On 05/14/2013 11:30 AM, Timon Gehr wrote:

On 05/14/2013 10:04 AM, deadalnix wrote:

On Tuesday, 14 May 2013 at 07:28:57 UTC, Timothee Cour wrote:

I think that should be consistent with the deduction mechanism proposed

in the DIP: foo is struct not in scope until template foo(T) is
instantiated.

 No it is not. The DIP states "find all constructors".

it said  'Find all matching class/struct types in scope', isn't that
enough
or am I missing something?

To clarify, I've added 3 out of scope structs named A in the example
section to clarify that they won't be included in the overload set.
see the ones marked '//not in scope'

I think the best here is to specify that the rule is the same than
eponymous funtion and IFTY. Otherwise we'll have 2 different specs with
small difference here and there. And that sucks.

There is no spec for the IFTI case. (i.e. what happens if the eponymous
declaration inside the template is an overload set?)

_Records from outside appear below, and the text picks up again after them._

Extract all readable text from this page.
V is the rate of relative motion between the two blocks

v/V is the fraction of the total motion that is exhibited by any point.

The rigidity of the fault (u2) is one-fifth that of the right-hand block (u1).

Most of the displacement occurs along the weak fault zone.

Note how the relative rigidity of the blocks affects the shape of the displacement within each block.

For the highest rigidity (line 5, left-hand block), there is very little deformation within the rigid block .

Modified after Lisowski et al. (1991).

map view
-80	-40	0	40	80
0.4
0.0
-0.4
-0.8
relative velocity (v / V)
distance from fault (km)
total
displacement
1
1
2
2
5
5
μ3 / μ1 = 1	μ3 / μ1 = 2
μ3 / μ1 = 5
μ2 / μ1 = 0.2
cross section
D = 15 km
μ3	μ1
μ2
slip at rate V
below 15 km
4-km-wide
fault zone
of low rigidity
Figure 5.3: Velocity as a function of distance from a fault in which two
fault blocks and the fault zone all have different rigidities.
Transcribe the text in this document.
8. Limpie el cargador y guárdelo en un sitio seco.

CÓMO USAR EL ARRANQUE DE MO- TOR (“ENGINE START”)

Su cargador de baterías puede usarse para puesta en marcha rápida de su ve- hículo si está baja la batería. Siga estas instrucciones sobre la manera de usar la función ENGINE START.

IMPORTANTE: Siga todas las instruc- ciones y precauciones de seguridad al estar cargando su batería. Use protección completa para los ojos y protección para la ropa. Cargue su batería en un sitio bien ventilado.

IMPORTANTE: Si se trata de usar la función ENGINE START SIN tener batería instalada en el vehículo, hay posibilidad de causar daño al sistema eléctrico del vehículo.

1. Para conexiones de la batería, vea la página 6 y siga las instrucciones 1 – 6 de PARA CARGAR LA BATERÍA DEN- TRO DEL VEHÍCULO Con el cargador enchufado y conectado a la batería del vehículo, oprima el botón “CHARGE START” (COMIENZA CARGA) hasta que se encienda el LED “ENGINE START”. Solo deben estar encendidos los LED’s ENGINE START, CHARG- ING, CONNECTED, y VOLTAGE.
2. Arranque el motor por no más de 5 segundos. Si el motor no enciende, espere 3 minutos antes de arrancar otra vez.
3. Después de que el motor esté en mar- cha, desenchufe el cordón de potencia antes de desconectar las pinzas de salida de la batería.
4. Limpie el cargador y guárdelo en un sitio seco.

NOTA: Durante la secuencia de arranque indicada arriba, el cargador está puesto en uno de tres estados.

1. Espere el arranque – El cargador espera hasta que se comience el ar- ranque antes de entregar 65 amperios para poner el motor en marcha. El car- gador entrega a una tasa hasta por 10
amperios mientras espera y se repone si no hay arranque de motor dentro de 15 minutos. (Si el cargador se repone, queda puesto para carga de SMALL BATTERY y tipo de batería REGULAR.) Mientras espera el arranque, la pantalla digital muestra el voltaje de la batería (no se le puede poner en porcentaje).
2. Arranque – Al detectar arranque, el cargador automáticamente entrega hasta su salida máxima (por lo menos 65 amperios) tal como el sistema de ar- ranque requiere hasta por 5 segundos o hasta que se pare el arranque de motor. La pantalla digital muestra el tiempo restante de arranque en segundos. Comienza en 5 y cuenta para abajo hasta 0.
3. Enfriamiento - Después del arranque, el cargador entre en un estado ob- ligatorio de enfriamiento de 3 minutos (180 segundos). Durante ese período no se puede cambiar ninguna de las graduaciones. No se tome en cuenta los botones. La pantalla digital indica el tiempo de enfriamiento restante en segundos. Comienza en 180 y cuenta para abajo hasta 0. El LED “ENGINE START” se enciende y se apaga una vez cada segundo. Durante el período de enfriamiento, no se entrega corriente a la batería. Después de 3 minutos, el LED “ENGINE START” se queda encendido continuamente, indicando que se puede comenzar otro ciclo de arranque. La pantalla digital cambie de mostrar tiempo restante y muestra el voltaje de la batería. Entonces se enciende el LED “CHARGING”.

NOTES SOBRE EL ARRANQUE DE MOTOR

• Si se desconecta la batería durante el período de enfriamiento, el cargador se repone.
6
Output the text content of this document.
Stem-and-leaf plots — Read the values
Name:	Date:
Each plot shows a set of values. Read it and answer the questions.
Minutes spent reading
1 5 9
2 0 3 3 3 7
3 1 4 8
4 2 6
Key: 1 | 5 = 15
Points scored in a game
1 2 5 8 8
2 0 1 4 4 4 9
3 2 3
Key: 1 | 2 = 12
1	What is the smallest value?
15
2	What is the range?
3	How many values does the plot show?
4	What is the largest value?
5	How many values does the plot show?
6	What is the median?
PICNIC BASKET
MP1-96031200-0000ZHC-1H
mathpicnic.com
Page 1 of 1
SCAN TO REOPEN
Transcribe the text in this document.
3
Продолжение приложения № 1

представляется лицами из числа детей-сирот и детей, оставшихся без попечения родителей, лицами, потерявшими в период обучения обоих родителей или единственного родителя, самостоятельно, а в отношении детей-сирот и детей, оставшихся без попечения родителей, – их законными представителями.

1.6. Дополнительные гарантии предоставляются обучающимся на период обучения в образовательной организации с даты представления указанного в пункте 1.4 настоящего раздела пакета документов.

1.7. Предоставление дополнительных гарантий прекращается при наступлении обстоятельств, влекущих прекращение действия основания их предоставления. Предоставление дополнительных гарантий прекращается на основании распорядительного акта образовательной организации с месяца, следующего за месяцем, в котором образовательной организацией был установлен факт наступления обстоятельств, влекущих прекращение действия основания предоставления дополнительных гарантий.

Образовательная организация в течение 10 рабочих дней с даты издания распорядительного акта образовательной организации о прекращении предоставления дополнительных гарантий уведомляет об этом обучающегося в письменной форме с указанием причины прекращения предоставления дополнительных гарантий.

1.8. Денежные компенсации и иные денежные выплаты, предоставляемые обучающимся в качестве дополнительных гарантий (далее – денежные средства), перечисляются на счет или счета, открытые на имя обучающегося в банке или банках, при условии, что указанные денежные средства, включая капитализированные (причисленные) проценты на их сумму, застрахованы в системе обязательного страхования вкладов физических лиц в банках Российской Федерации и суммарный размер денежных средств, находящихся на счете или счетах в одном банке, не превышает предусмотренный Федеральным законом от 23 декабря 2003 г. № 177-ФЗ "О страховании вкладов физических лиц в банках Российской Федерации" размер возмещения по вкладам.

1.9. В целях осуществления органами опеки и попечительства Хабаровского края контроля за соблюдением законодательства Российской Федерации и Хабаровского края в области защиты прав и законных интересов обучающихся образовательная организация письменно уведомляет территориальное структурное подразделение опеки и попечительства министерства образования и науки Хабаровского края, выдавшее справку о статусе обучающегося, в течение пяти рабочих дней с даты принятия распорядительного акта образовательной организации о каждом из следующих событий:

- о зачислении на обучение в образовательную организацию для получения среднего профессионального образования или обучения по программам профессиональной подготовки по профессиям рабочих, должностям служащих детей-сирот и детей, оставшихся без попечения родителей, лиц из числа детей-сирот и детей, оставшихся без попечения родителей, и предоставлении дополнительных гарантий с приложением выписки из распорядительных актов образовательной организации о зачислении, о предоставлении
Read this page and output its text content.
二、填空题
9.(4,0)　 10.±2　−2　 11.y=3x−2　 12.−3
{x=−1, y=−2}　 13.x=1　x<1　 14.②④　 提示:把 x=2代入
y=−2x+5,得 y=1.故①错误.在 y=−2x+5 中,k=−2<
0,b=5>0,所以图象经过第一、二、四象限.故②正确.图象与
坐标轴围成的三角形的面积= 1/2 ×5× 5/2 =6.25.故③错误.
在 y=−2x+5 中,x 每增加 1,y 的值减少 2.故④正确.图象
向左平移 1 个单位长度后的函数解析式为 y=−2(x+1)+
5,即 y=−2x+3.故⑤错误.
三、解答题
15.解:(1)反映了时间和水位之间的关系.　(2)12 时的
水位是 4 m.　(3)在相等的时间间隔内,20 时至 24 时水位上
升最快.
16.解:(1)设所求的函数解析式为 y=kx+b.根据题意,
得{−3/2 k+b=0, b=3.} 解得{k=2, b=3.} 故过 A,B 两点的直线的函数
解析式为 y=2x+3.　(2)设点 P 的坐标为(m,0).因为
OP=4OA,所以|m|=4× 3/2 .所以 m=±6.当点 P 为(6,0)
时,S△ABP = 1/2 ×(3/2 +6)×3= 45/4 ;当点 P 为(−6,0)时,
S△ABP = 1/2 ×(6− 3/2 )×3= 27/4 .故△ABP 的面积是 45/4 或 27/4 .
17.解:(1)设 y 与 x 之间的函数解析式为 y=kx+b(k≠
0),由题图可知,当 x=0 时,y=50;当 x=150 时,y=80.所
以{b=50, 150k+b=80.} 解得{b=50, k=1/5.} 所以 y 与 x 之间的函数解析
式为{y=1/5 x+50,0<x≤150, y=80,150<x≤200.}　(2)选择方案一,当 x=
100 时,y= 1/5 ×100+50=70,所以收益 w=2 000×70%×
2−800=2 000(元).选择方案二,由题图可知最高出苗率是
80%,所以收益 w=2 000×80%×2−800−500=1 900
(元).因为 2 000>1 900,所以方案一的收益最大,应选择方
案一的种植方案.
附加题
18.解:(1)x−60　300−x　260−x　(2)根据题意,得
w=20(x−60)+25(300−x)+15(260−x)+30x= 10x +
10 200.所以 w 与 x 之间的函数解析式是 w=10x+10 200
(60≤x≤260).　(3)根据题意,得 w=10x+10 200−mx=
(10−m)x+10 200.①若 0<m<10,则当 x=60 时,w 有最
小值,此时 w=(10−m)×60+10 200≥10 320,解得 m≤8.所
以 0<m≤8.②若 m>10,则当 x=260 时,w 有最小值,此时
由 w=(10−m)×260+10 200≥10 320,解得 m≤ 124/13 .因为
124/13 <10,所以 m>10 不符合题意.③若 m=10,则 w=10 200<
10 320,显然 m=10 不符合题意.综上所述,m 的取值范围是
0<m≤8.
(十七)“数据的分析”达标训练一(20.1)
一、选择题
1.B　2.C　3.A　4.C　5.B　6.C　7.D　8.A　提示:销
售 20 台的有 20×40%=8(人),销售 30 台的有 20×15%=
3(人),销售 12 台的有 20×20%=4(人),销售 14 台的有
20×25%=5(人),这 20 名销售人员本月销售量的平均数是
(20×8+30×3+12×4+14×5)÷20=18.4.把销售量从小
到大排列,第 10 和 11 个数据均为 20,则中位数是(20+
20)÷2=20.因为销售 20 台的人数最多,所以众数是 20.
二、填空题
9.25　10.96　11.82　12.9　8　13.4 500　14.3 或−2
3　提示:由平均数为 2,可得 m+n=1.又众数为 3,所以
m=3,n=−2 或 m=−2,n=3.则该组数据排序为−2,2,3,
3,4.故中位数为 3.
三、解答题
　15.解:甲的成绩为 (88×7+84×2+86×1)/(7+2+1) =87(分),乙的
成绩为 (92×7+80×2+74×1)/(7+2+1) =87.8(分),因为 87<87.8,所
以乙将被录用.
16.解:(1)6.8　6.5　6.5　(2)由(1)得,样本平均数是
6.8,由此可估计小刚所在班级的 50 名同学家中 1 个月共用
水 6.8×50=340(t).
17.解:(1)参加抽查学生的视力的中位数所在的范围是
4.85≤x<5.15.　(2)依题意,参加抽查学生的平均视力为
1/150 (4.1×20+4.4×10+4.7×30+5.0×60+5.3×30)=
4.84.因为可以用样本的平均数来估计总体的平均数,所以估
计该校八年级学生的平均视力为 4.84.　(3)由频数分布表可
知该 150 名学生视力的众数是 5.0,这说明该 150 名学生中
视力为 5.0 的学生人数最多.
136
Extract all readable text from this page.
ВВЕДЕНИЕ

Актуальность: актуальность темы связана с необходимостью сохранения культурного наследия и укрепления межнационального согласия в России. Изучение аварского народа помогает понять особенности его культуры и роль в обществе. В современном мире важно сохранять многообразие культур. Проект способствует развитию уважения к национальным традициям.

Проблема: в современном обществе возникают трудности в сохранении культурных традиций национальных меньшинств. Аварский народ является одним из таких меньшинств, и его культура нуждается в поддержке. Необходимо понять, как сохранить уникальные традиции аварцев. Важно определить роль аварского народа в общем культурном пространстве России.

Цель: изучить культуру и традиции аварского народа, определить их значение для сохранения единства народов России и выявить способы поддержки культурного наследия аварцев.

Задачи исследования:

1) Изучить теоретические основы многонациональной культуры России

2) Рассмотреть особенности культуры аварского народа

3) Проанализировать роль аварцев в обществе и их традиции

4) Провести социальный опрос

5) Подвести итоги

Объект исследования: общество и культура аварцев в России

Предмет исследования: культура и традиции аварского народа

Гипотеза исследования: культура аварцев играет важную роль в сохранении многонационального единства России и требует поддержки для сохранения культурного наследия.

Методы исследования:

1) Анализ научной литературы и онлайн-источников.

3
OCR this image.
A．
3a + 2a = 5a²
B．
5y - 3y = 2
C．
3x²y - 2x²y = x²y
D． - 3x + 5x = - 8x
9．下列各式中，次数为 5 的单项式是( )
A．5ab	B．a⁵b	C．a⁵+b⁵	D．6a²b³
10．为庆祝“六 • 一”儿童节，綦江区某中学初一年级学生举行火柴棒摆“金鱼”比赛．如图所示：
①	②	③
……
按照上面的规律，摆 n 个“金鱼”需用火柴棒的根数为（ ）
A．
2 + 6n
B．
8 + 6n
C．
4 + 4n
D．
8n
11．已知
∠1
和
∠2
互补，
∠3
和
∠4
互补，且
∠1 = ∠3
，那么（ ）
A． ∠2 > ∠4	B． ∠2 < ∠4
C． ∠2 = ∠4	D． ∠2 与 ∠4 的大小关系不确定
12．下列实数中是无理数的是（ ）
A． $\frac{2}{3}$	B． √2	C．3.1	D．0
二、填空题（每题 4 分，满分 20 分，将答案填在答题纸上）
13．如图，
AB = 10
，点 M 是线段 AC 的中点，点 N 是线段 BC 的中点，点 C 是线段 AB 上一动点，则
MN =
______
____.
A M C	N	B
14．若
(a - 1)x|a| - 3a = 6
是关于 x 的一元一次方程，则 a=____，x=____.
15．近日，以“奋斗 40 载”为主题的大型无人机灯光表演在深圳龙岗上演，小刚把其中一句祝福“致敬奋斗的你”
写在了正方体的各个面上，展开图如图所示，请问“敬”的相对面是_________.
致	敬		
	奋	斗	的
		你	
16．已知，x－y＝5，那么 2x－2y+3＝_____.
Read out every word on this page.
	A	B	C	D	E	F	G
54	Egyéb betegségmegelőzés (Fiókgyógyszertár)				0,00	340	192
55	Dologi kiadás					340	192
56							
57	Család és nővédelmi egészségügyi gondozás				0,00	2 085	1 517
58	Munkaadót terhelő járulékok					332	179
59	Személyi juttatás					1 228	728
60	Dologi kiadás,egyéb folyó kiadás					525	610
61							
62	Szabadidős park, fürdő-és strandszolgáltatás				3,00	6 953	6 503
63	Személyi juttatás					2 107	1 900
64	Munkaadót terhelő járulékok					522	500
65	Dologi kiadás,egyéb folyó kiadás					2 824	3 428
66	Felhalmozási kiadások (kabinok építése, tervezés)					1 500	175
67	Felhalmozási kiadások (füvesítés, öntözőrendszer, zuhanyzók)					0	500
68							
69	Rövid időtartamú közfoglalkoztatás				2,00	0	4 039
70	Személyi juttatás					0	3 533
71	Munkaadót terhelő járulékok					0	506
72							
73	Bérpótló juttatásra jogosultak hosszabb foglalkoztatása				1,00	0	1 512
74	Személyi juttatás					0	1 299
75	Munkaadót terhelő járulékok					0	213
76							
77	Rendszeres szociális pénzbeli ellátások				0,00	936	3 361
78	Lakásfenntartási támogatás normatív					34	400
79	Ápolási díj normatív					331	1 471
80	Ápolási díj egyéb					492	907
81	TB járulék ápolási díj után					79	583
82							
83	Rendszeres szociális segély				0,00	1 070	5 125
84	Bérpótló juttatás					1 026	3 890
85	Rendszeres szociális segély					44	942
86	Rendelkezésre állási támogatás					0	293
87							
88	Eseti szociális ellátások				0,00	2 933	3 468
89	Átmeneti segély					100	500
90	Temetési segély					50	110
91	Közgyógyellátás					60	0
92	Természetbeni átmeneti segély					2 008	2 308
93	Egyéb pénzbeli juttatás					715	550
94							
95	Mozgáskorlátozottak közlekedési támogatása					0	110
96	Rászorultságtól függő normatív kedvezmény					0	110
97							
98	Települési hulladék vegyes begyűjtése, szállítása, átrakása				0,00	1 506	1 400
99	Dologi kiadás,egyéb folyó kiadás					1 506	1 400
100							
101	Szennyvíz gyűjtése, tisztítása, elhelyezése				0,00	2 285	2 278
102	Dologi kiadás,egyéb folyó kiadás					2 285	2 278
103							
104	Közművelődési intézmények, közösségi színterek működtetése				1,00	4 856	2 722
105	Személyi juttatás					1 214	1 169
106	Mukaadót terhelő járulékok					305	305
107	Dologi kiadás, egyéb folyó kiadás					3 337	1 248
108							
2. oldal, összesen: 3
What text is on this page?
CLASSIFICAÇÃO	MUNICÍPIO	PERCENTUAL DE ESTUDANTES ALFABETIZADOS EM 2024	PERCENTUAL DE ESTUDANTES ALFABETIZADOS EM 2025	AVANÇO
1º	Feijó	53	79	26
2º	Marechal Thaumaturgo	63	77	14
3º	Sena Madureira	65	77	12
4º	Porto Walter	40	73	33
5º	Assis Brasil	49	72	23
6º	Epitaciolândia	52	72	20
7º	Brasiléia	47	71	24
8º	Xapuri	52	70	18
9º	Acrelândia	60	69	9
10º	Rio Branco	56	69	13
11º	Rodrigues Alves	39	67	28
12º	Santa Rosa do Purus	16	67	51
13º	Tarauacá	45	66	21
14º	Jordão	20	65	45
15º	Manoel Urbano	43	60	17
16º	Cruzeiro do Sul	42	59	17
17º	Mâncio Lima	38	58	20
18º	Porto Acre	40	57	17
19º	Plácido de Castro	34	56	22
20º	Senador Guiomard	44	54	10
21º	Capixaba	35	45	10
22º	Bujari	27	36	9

DMD's strategy is roughly: use the first eponymous declaration that can be found without analysing the template body for IFTI, then use the first eponymous declaration in the analyzed template body to resolve the eponymous declaration after instantiation.

---
import std.stdio;
template fun(T){
        int fun(double arg){ return 1; }
        int fun(T arg){ return 0; }
}
void main(){ writeln(fun(2)); } // error

---
import std.stdio;
template fun(T){
        int fun(T arg){ return 0; }
        int fun(double arg){ return 1; }
}
void main(){ writeln(fun(2)); } // ok

---

This has funny implications, as the compiler may decide to resolve to a different declaration than was used for IFTI later, without doing any kind of overload resolution within the template body.

---
template fun(T){
        int fun(T arg){ return 0; }
        static if(true) int fun(double arg){ return 1; }
}
pragma(msg, fun(2)); // 0
---
template fun(T){
        static if(true) int fun(double arg){ return 1; }
        int fun(T arg){ return 0; }
}
pragma(msg, fun(2)); // 1
---

In the second case, instantiation is performed with the second function, so T is resolved to 'int', but in the end, the 'double' overload is called with an implicit conversion.